We therefore asked whether loss of Asef influences OPC differentiation; however, in vitro culture of OPCs derived from Asef−/− OPCs did not demonstrate impaired proliferation or differentiation (Fig. 7M–P) and Asef−/− mice did not demonstrate overt defects in oligodendrocyte differentiation during development (Fig. 5N,O,Q,R). These observations suggest that impaired differentiation after injury is secondary to other cellular events in the primary lesion. While OPC differentiation and remyelination is the direct readout for WMI repair, other cell types, including microglia and reactive astrocytes, influence the repair process. Staining for markers of activated microglia or gross reactive astrocytes did not reveal any significant differences between Asef+/− or Asef−/− animals (Fig. 7E,F,K,L), suggesting the delay in oligodendrocyte differentiation after WMI in the Asef−/− mouse is likely secondary to other cellular events.

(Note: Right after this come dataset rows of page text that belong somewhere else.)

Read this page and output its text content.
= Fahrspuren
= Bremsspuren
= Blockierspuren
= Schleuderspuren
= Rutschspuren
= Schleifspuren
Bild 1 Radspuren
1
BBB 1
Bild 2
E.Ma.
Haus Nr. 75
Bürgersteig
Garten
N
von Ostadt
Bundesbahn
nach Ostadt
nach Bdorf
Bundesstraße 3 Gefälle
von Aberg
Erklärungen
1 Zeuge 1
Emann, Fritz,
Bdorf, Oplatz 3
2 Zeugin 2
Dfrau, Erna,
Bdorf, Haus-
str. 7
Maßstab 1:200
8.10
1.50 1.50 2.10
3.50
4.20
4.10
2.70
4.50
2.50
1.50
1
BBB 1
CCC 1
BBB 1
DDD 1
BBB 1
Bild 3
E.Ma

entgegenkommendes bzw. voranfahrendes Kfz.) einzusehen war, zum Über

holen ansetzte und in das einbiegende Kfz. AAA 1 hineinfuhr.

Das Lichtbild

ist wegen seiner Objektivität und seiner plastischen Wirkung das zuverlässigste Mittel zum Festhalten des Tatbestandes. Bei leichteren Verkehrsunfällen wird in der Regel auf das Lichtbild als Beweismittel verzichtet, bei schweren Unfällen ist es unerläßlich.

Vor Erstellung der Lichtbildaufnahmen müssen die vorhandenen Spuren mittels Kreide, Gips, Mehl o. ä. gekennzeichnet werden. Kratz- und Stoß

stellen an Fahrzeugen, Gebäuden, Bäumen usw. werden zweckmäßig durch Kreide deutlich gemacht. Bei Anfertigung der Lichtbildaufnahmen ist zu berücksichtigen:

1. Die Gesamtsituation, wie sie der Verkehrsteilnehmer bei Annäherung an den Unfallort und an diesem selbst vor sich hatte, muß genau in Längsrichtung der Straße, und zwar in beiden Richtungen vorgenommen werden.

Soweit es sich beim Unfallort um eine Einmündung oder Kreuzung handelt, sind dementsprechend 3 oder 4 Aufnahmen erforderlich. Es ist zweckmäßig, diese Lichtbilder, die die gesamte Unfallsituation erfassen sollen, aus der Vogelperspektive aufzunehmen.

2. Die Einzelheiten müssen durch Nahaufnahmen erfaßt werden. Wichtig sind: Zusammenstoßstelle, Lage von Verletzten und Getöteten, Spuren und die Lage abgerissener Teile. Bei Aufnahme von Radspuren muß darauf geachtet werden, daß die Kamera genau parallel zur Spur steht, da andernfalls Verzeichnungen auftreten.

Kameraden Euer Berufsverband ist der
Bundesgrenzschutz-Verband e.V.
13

Given our observations in the Asef−/− mouse during spinal cord development, we assessed the expression of AQP4 and SNTA1, finding that both are substantially reduced in Asef−/− mice during repair (Fig. 8, compare B,C, E,F). These properties of Asef−/− reactive astrocytes parallel their developmental counterparts (Fig. 5C–F,I–L), leading us to further assess the expression of proteins associated with astrocyte end feet. Analysis of β-DAG, a key protein localized to end feet and linked to injury responses, revealed a significant decrease in the absence of Asef (Fig. 8, compare A, D). Importantly, both SNTA1 and β-DAG play a key role in the establishment and maintenance of the BBB after injury (Bragg et al., 2006; 2010; Puwarawuttipanit et al., 2006), suggesting that reactive astrocytes may not properly remodel the BBB after WMI in the absence of Asef. Therefore, these changes in the expression of key astrocyte end-feet proteins, coupled with our observations that Asef−/− mice demonstrate impaired BBB integrity in the adult CNS (Fig. 6A), led us to hypothesize that the BBB was also compromised after WMI. To test this possibility, we stained for proteins associated with BBB leakage, blood proteins (albumin and fibrinogen) and inflammatory markers (CD45), finding that both were present at very high levels in lesions from Asef−/− mice at 10 dpl (Fig. 8G–L). The increased blood and inflammatory cells in lesions from the Asef−/− mice suggest impaired BBB remodeling after WMI. Given the deleterious effects of blood proteins on OPC differentiation (Kremer et al., 2011), our observations further suggest impaired OPC differentiation after injury is the result of the presence of these proteins in the lesion (Fig. 8M).

Figure 8.

Figure 8.

Impaired reactive astrocyte response in the absence of Asef. A–F, Immunofluorescence demonstrating expression of β-DAG, AQP4, and SNTA1 in Asef+/− (A–C) and Asef−/− (D–F) mice; sections are from adult spinal cord lysolecithin lesions at 10 dpl. Asef−/− mice exhibit decreased expression of β-DAG (A vs D), AQP4 (B vs E), and SNTA1 (C vs F) within lesions. G–L, Immunofluorescence demonstrating expression of albumin, fibrinogen, and CD45 in Asef+/− (G–I) and Asef−/− (J, K) mice at 10 dpl. Asef−/− mice exhibit increased expression of serum/blood proteins albumin and fibrinogen (G, H vs J, K), as well as increased presence of immune cells marked by CD45 (I vs L). The images are representative of four mice for each genotype, of which 2–3 sections for each marker were analyzed from each of these mice. M, Summary of Asef function in reactive astrocytes and BBB remodeling after WMI.

Discussion

In this study we performed gene-expression profiling on astrocyte precursor populations in the developing spinal cord, identifying distinct patterns of gene induction across the E12.5–P7 developmental interval and validated the expression of a subset of these genes in the astrocyte lineage. Applying these findings to human neurological disease, we found that these developmental genes are also expressed in reactive astrocyte populations in human WMI. Focusing our functional studies on Asef, we found that it plays a critical role in the expression of AQP4 and SNTA1 in astrocytes, during development and after WMI. Collectively, our studies identified distinct stages of astrocyte development in the embryonic spinal cord that are relevant to human WMI and revealed that Asef regulates astrocyte development and reactive astrocyte responses after injury.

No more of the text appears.